I really hope it is. There's no such thing as Web 2.0, some arse decided to put a label on the natural progression the Web was undertaking anyway. It's annoying when authors write that some entirely new, completely re-written version of the Web is--suprisingly--vulnerable, it's the same old Web, just with some new buzz-words.

This is a vulnerability that appears only when passing Javascript between client and server. An attacker has to get a potential-victim who is logged-in to a site, that uses the JSON format to exchange data using AJAX, to visit a page they've setup. Then the attacker can intercept the data as it travels between client and server, a man in the middle attack. From the article:

In an example attack, a victim who has already authenticated themselves to an Ajax application, and has the login cookie in their browser, is persuaded to visit the attacker's web site. This web site contains JavaScript code that makes calls to the Ajax app. Data received from the app is sent to the attacker.

So it's a known method of attack, but because it's aimed at web sites using AJAX it has to be labelled 'Web 2.0'. Ugh.

Re:They discovered this?

[Anonymous Coward]

What an insightful analysis, not in the least bit impeded by being so blatantly wrong. JSON is a format.

sigh

[CrazyBrett]

This just sounds like a fancy Cross-Site Request Forgery.

I still maintain that the collective blindness to these security issues comes from our absolute refusal to see HTTP requests as function calls. This is partly due to the silly ideology of the REST crowd.

Rephrase the situation as follows and see if this doesn't make you pee your pants: "Any site can instruct your browser to execute an arbitrary function on another site using your authentication credentials."

Re:Leaves web to trusted sites only

[orclevegam]

All very well and good until one of those ten gets infected by something nasty. I seem to recall seeing an article recently where a big site like CNN or one of them got hit by a worm and was actually serving up infected pages for 48 hours or so till it was discovered and cleaned out.

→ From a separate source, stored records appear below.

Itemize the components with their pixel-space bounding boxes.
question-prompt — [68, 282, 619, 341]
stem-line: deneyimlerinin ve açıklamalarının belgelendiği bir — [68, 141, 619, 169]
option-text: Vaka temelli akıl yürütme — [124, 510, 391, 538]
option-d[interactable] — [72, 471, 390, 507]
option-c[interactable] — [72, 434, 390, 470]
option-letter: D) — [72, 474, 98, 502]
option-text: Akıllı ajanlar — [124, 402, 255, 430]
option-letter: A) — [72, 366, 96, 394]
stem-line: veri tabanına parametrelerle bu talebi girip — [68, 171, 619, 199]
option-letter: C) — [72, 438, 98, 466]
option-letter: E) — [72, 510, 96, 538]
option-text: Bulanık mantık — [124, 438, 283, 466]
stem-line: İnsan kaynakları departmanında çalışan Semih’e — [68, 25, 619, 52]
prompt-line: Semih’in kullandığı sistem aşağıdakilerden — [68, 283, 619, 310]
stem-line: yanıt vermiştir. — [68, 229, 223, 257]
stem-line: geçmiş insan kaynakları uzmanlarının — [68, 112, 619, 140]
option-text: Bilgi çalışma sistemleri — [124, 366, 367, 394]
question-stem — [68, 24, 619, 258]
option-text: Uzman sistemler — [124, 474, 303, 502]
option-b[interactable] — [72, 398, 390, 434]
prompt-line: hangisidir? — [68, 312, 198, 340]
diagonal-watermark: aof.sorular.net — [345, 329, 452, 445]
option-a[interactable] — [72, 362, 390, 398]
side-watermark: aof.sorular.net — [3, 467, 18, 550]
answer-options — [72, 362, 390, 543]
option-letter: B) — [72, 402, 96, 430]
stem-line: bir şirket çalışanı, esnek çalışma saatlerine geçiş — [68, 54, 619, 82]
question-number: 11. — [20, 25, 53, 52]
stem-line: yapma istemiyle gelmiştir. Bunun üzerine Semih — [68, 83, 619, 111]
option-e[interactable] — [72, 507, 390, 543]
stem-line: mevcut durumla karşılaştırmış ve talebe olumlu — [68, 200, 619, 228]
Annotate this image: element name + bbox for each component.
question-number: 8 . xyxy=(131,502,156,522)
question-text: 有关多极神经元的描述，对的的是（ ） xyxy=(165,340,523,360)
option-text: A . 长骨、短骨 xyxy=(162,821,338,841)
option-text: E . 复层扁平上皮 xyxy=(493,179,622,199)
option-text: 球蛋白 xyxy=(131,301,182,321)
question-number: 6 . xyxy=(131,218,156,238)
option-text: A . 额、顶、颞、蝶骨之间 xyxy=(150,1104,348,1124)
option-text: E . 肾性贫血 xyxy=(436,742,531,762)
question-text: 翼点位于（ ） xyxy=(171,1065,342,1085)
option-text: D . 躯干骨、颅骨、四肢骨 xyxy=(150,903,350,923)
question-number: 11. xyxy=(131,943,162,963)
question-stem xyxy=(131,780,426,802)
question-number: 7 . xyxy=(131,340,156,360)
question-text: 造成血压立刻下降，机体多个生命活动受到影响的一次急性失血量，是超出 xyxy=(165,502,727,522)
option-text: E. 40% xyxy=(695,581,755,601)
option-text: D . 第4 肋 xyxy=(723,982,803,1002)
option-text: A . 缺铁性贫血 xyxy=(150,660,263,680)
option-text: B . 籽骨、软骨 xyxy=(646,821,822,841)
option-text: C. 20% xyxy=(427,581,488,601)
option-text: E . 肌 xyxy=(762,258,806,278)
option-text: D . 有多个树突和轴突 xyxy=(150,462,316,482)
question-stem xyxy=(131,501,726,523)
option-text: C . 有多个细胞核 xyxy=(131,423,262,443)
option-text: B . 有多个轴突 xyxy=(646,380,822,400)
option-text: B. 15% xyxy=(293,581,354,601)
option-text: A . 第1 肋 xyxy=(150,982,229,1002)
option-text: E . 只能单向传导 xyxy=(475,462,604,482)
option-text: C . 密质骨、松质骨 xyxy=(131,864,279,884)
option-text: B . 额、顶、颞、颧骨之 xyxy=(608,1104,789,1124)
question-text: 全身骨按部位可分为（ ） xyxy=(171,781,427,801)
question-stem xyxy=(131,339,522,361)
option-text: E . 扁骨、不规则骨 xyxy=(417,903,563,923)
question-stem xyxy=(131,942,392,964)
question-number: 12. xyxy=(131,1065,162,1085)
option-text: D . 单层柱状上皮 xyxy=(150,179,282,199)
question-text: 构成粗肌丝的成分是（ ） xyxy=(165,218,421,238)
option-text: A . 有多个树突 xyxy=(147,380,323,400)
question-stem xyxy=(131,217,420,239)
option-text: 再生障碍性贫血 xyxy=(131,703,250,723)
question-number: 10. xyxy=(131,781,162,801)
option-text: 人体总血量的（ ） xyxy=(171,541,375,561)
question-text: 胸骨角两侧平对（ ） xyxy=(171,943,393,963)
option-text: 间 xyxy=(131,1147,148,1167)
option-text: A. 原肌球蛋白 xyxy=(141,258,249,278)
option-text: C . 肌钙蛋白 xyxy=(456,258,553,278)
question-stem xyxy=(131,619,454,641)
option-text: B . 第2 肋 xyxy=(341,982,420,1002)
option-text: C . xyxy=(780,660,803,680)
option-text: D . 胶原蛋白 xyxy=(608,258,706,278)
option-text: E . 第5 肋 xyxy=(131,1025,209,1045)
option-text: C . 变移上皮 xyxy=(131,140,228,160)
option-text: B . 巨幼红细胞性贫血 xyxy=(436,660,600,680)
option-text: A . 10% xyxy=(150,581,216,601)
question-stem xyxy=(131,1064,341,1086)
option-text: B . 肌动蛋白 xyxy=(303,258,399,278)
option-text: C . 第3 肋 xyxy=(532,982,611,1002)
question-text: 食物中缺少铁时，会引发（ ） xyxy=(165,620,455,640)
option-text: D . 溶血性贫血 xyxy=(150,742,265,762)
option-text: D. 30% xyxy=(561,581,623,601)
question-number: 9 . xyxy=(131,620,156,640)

The solution is not to rely on the servers being secure (although that can't be ignored either if you're securing the servers), but to ensure that even IF the servers are compromised that you arn't vulnerable.

As much as I hate to admit it, Vista is actually close in it's security implementation, the user really should be required to approve certain actions, just not every action. A more robust security model, such as the one used in SELinux (with a more sane administration interface), combined with some user confirmation such as that used in Vista would lead to a much more robust OS. Add to that more secure apps running in at least partially sandboxed environments and possible infection vectors would be reduced to almost nothing (not nothing mind you, but much better than today).

Applications should be designed like banks, secured and fairly well defended. OSes should be designed like Area 51, armed and not afraid to shoot.

Ultimatly of course, it's up to the user to be the last line of defense, so even though we can do alot to make the users life easier, the final part of the puzzle is user education.